At Builders Alliance, FSC lumber accounts for only about 5 percent of its sales.

Much of those sales go to contractors using FSC-certified wood to get LEED credits for state and local government construction projects, which is why Builders Alliance is an FSC-certified wholesaler/retailer, said operations leader Mike Werner. In order for contractors to use FSC wood for government-funded LEED projects, they must purchase it from a certified distributor.

The certification process for retailers is fairly simple. Similar to the mill process, certifiers make sure the lumber is received from mills and stored and tracked separately from other lumber as well as that the retailer has accurate record-keeping systems.

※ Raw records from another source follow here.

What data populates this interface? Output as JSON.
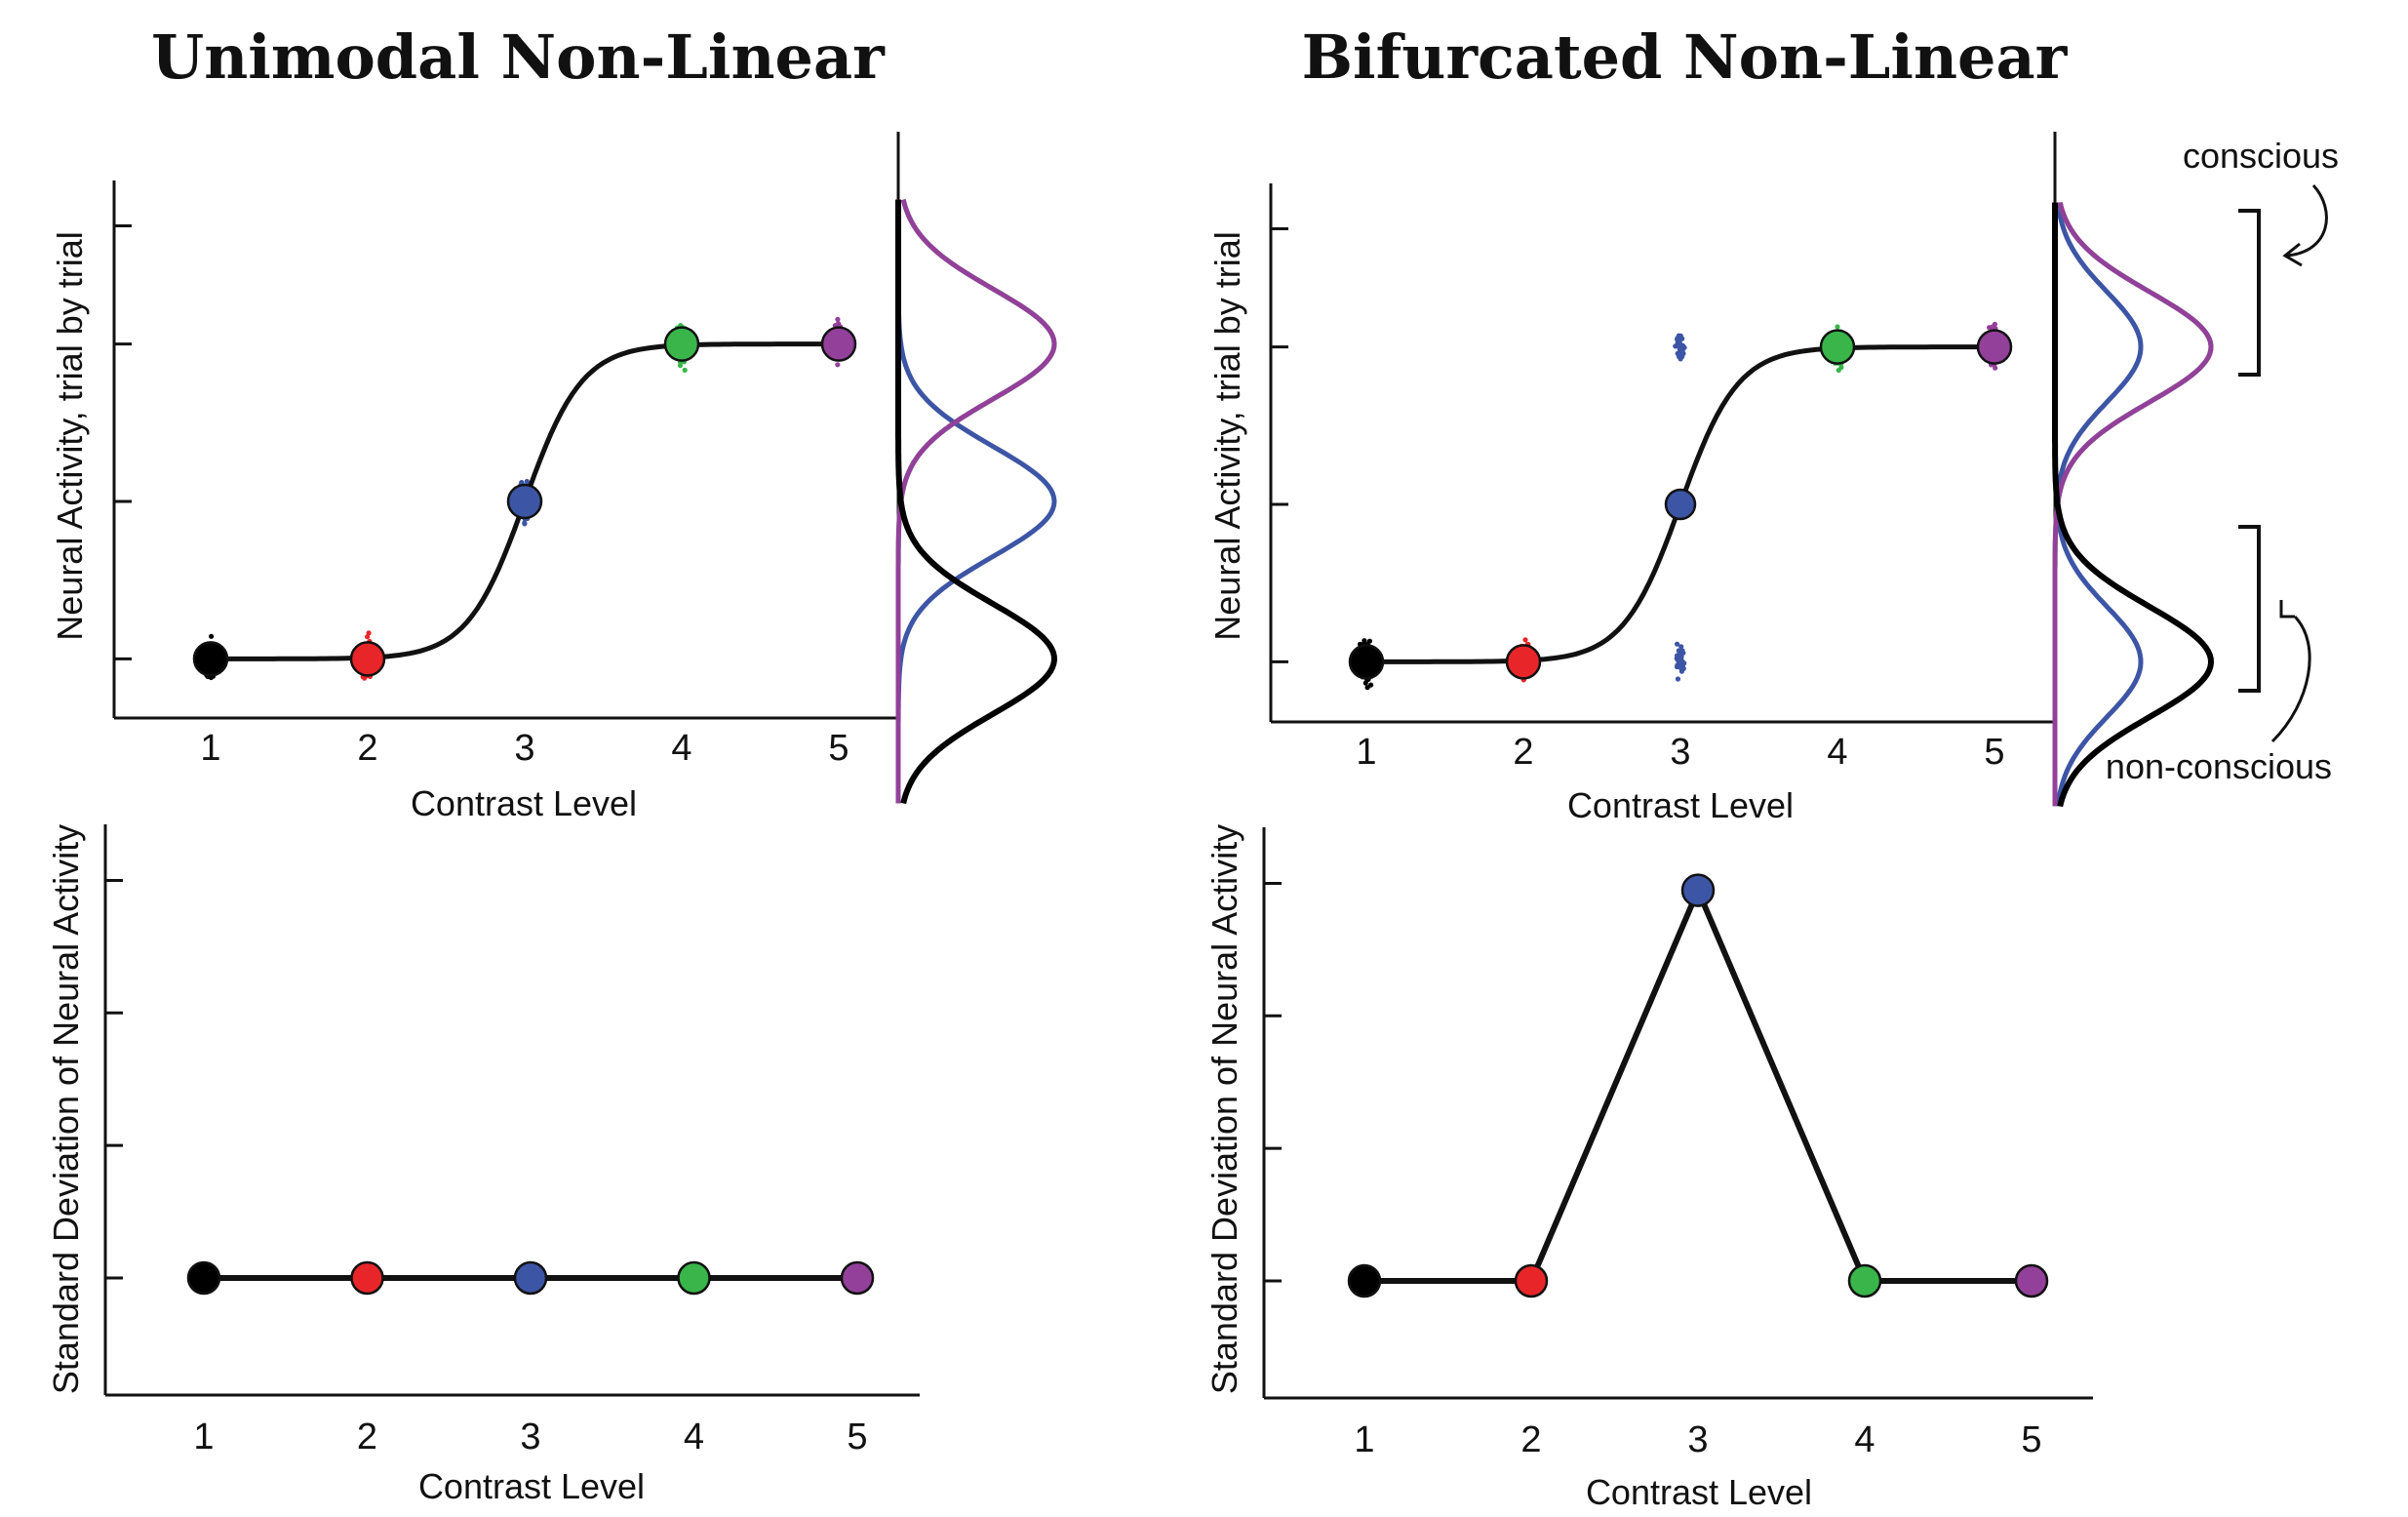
{
  "chart_data": [
    {
      "id": "unimodal-top",
      "type": "scatter",
      "title": "Unimodal Non-Linear",
      "xlabel": "Contrast Level",
      "ylabel": "Neural Activity, trial by trial",
      "x_ticks": [
        "1",
        "2",
        "3",
        "4",
        "5"
      ],
      "xlim": [
        0.4,
        5.4
      ],
      "ylim": [
        0,
        4
      ],
      "grid": false,
      "series": [
        {
          "x": 1,
          "mean": 0.8,
          "spread": [
            0.2,
            0.95
          ],
          "color": "#000000"
        },
        {
          "x": 2,
          "mean": 0.8,
          "spread": [
            0.2,
            0.95
          ],
          "color": "#e8262a"
        },
        {
          "x": 3,
          "mean": 2.0,
          "spread": [
            1.5,
            2.3
          ],
          "color": "#3d55a5"
        },
        {
          "x": 4,
          "mean": 3.2,
          "spread": [
            2.6,
            3.85
          ],
          "color": "#39b54a"
        },
        {
          "x": 5,
          "mean": 3.2,
          "spread": [
            2.6,
            3.85
          ],
          "color": "#93409a"
        }
      ],
      "fit_curve": {
        "type": "sigmoid",
        "low": 0.8,
        "high": 3.2,
        "midpoint": 3.0
      },
      "distributions": [
        {
          "color": "#000000",
          "modes": [
            0.8
          ]
        },
        {
          "color": "#e8262a",
          "modes": [
            0.8
          ]
        },
        {
          "color": "#3d55a5",
          "modes": [
            2.0
          ]
        },
        {
          "color": "#39b54a",
          "modes": [
            3.2
          ]
        },
        {
          "color": "#93409a",
          "modes": [
            3.2
          ]
        }
      ]
    },
    {
      "id": "bifurcated-top",
      "type": "scatter",
      "title": "Bifurcated Non-Linear",
      "xlabel": "Contrast Level",
      "ylabel": "Neural Activity, trial by trial",
      "x_ticks": [
        "1",
        "2",
        "3",
        "4",
        "5"
      ],
      "xlim": [
        0.4,
        5.4
      ],
      "ylim": [
        0,
        4
      ],
      "grid": false,
      "series": [
        {
          "x": 1,
          "mean": 0.8,
          "clusters": [
            0.8
          ],
          "color": "#000000"
        },
        {
          "x": 2,
          "mean": 0.8,
          "clusters": [
            0.8
          ],
          "color": "#e8262a"
        },
        {
          "x": 3,
          "mean": 2.0,
          "clusters": [
            0.8,
            3.2
          ],
          "color": "#3d55a5"
        },
        {
          "x": 4,
          "mean": 3.2,
          "clusters": [
            3.2
          ],
          "color": "#39b54a"
        },
        {
          "x": 5,
          "mean": 3.2,
          "clusters": [
            3.2
          ],
          "color": "#93409a"
        }
      ],
      "fit_curve": {
        "type": "sigmoid",
        "low": 0.8,
        "high": 3.2,
        "midpoint": 3.0
      },
      "distributions": [
        {
          "color": "#000000",
          "modes": [
            0.8
          ]
        },
        {
          "color": "#e8262a",
          "modes": [
            0.8
          ]
        },
        {
          "color": "#3d55a5",
          "modes": [
            0.8,
            3.2
          ]
        },
        {
          "color": "#39b54a",
          "modes": [
            3.2
          ]
        },
        {
          "color": "#93409a",
          "modes": [
            3.2
          ]
        }
      ],
      "annotations": [
        "conscious",
        "non-conscious"
      ]
    },
    {
      "id": "unimodal-bottom",
      "type": "line",
      "xlabel": "Contrast Level",
      "ylabel": "Standard Deviation of Neural Activity",
      "x": [
        "1",
        "2",
        "3",
        "4",
        "5"
      ],
      "values": [
        1,
        1,
        1,
        1,
        1
      ],
      "colors": [
        "#000000",
        "#e8262a",
        "#3d55a5",
        "#39b54a",
        "#93409a"
      ],
      "ylim": [
        0.55,
        4.0
      ],
      "grid": false
    },
    {
      "id": "bifurcated-bottom",
      "type": "line",
      "xlabel": "Contrast Level",
      "ylabel": "Standard Deviation of Neural Activity",
      "x": [
        "1",
        "2",
        "3",
        "4",
        "5"
      ],
      "values": [
        1,
        1,
        3.8,
        1,
        1
      ],
      "colors": [
        "#000000",
        "#e8262a",
        "#3d55a5",
        "#39b54a",
        "#93409a"
      ],
      "ylim": [
        0.55,
        4.0
      ],
      "grid": false
    }
  ]
}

Builders Alliance first received certification in 2001, but dropped it two years later because of lack of supply and demand. Just this year the business became recertified because of an increase in both those arenas.

While Werner said the FSC wood is still a niche market, he thinks it is growing, and has noticed more demand from commercial customers whose clients want to build green.

Werner thinks this time around, Builders Alliance will definitely get a return on its investment in the program.


The buyer — A-1 Builders, Bellingham

Rick Dubrow uses FSC-certified wood, purchased from Builders Alliance, for every two-by-four and two-by-six used in his company’s construction business as general policy.

While the wood does cost more, Dubrow uses an advanced framing technique that requires less lumber, so the cost washes out in the end, he said.

For Dubrow, using FSC-certified wood is a way to build with a conscience, and he hopes to see demand for it grow.

“It all comes down to environmentalism,” he said. “I think we’re going to see all environmental products and services get stronger and stronger because of the state of the world. It will be proportional to global warming and pollution. That’s what’s going to drive it.”